- USD/CAD hovers around the trading levels which were last seen in January 2016, forming a “Double Top”
- USD/CAD beats for bulls around the immediate rising support zone to 1.465, with a green candlestick hitting around 2016 price
- WTI crude oil price crash happens to be the major fiasco for the pair—USD/CAD along with the impact of public health due to global crisis on Canadian economy
Canada’s economy like the economies around the world is likely to be a serious prey of the recession that has broken due to the outbreak of pandemic. As per the stats, around 5,00,000 workers have applied for their employment insurance until now and the number is likely to increase as the spread of virus accelerates. Moreover, the further impact can be as distressing as a job-loss, as per the current situations hint at.

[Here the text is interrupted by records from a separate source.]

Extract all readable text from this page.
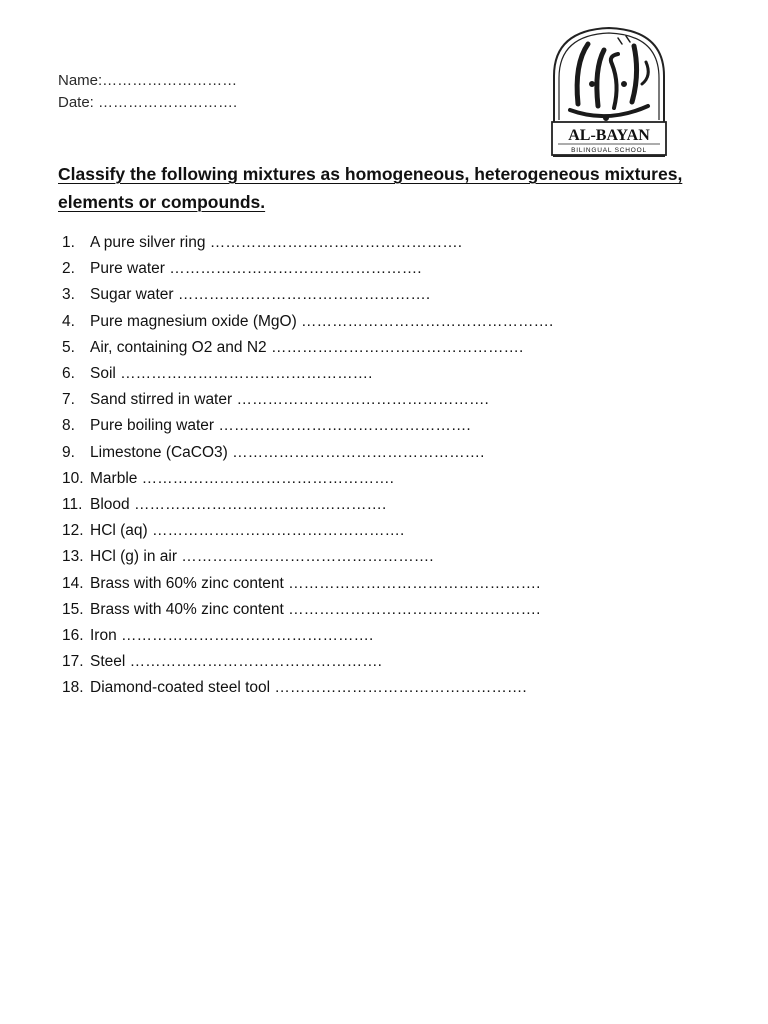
Name:………………………
Date: ……………………….
AL-BAYAN
BILINGUAL SCHOOL
Classify the following mixtures as homogeneous, heterogeneous mixtures, elements or compounds.
1. A pure silver ring ………………………………………….
2. Pure water ………………………………………….
3. Sugar water ………………………………………….
4. Pure magnesium oxide (MgO) ………………………………………….
5. Air, containing O2 and N2 ………………………………………….
6. Soil ………………………………………….
7. Sand stirred in water ………………………………………….
8. Pure boiling water ………………………………………….
9. Limestone (CaCO3) ………………………………………….
10. Marble ………………………………………….
11. Blood ………………………………………….
12. HCl (aq) ………………………………………….
13. HCl (g) in air ………………………………………….
14. Brass with 60% zinc content ………………………………………….
15. Brass with 40% zinc content ………………………………………….
16. Iron ………………………………………….
17. Steel ………………………………………….
18. Diamond-coated steel tool ………………………………………….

The Double Top around 1.465 by USD/CAD is totally a risk for the near-term as the Canadian Dollar weakens against the US Dollar. The US Dollar is believed to be the most demanded asset as the liquidity happens to be the priority. The brief high hit by the pair today,1. has a strict resistance awaiting at 1.4674 and 1.4800. However, in order to see the further resistance being breached, we should have a brief check on the price of WTI crude oil which happens to be the major influencer for the pair to behave in a certain way. The RSI of the pair is in its overbought region as the US Dollar continues to spike against the Loonie and many other currencies of the world. The current retreat is not helping to suffice the bearish sentiment as the economic uncertainty outweighs due to ascending cases of Coronavirus all around the world.